Student journalists face more restrictions

Many of you were high school journalists. How do you react to David Shaw's column in the L.A. Times about increasing restrictions on high school journalists?

An excerpt:
The most recent manifestation of the crackdown on school papers came in Fullerton last week when officials at Troy High School placed Ann Long on a leave of absence from her job as co-editor in chief of the Oracle.

Long's "crime" was writing and publishing a story about two bisexual students and one gay student in what she called "an attempt to raise awareness on campus that people with different sexualities go through more emotional stress than the average teenager."


Anonymous Anonymous said...


Doug, this is an important issue and one I've written about in years past. Unfortunately, it seems not much has changed.

HS journalists get hosed, plain and simple.

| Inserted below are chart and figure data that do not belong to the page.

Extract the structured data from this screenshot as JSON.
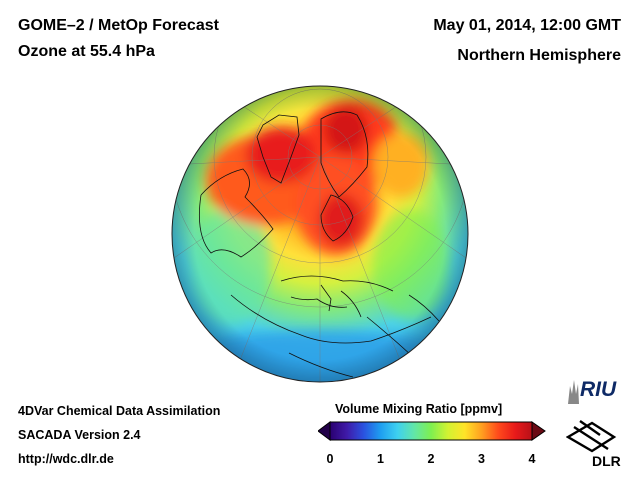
{
  "header": {
    "title_line1": "GOME–2 / MetOp Forecast",
    "title_line2": "Ozone at 55.4 hPa",
    "date": "May 01, 2014, 12:00 GMT",
    "region": "Northern Hemisphere"
  },
  "footer": {
    "line1": "4DVar Chemical Data Assimilation",
    "line2": "SACADA Version 2.4",
    "line3": "http://wdc.dlr.de"
  },
  "colorbar": {
    "title": "Volume Mixing Ratio [ppmv]",
    "min": 0,
    "max": 4,
    "ticks": [
      "0",
      "1",
      "2",
      "3",
      "4"
    ],
    "colors": [
      "#2a0070",
      "#3f1aa8",
      "#2a52e0",
      "#1e9ef0",
      "#3ed0f0",
      "#62e6a8",
      "#7ef050",
      "#d2f232",
      "#ffe428",
      "#ffa020",
      "#ff4a1c",
      "#e81a1a",
      "#b81018"
    ]
  },
  "map": {
    "projection": "orthographic, centred on the North Pole",
    "field": "ozone volume mixing ratio",
    "polar_max_ppmv": 3.6,
    "midlatitude_ppmv": 2.4,
    "tropics_ppmv": 1.2
  },
  "logos": {
    "riu": "RIU",
    "dlr": "DLR"
  }
}
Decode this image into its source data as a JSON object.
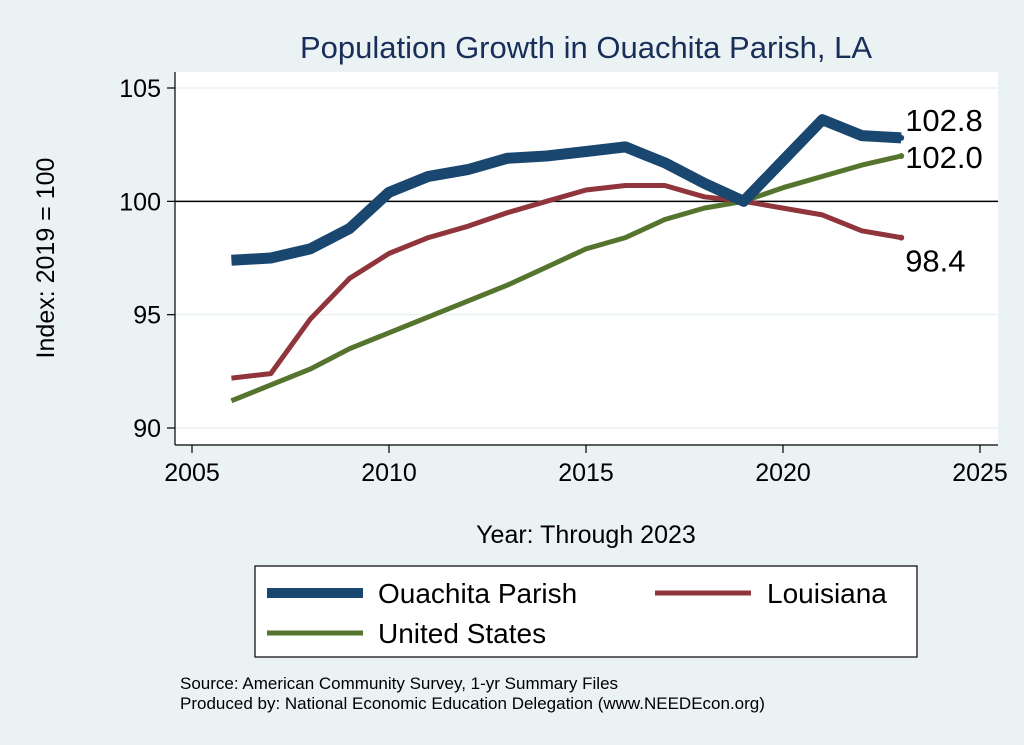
{
  "chart_data": {
    "type": "line",
    "title": "Population Growth in Ouachita Parish, LA",
    "xlabel": "Year: Through 2023",
    "ylabel": "Index: 2019 = 100",
    "xlim": [
      2005,
      2025
    ],
    "ylim": [
      89.5,
      105.5
    ],
    "xticks": [
      2005,
      2010,
      2015,
      2020,
      2025
    ],
    "yticks": [
      90,
      95,
      100,
      105
    ],
    "reference_line": 100,
    "x": [
      2006,
      2007,
      2008,
      2009,
      2010,
      2011,
      2012,
      2013,
      2014,
      2015,
      2016,
      2017,
      2018,
      2019,
      2020,
      2021,
      2022,
      2023
    ],
    "series": [
      {
        "name": "Ouachita Parish",
        "color": "#1a476f",
        "values": [
          97.4,
          97.5,
          97.9,
          98.8,
          100.4,
          101.1,
          101.4,
          101.9,
          102.0,
          102.2,
          102.4,
          101.7,
          100.8,
          100.0,
          101.8,
          103.6,
          102.9,
          102.8
        ],
        "end_label": "102.8"
      },
      {
        "name": "Louisiana",
        "color": "#90353b",
        "values": [
          92.2,
          92.4,
          94.8,
          96.6,
          97.7,
          98.4,
          98.9,
          99.5,
          100.0,
          100.5,
          100.7,
          100.7,
          100.2,
          100.0,
          99.7,
          99.4,
          98.7,
          98.4
        ],
        "end_label": "98.4"
      },
      {
        "name": "United States",
        "color": "#55752f",
        "values": [
          91.2,
          91.9,
          92.6,
          93.5,
          94.2,
          94.9,
          95.6,
          96.3,
          97.1,
          97.9,
          98.4,
          99.2,
          99.7,
          100.0,
          100.6,
          101.1,
          101.6,
          102.0
        ],
        "end_label": "102.0"
      }
    ],
    "legend_position": "bottom"
  },
  "footnotes": {
    "source": "Source: American Community Survey, 1-yr Summary Files",
    "produced_by": "Produced by: National Economic Education Delegation (www.NEEDEcon.org)"
  }
}
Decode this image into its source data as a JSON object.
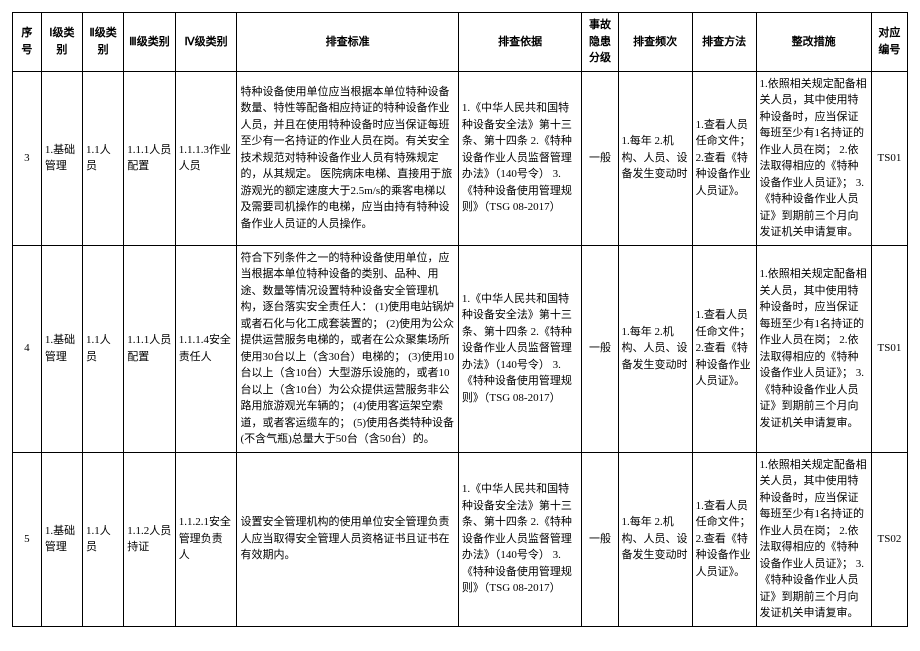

I've always thought it incredibly ironic in a place where kids are supposed to learn about things like freedom of speech they actually give up many of those rights the moment they step onto school property. (Witness the way HS officials can order locker inspections on a moment's notice, with no "probable cause" threshold to be met.)

What's the answer then? I think there is much to be gained by using the power of the web and Internet. HS journalists can collaborate in a kind of web-based collective "wire service" that is housed on servers outside the grasp of any one particular school district.

HS journalists can start blogs where their articles are written and posted on their own time.

If there is any type of medium that is viral in nature for high school kids it's blogs.

Plus there's that cool "outlaw" factor for an "off-site" school j-sim blog. You can imagine kids saying, "F*** the school paper; check out the blog!"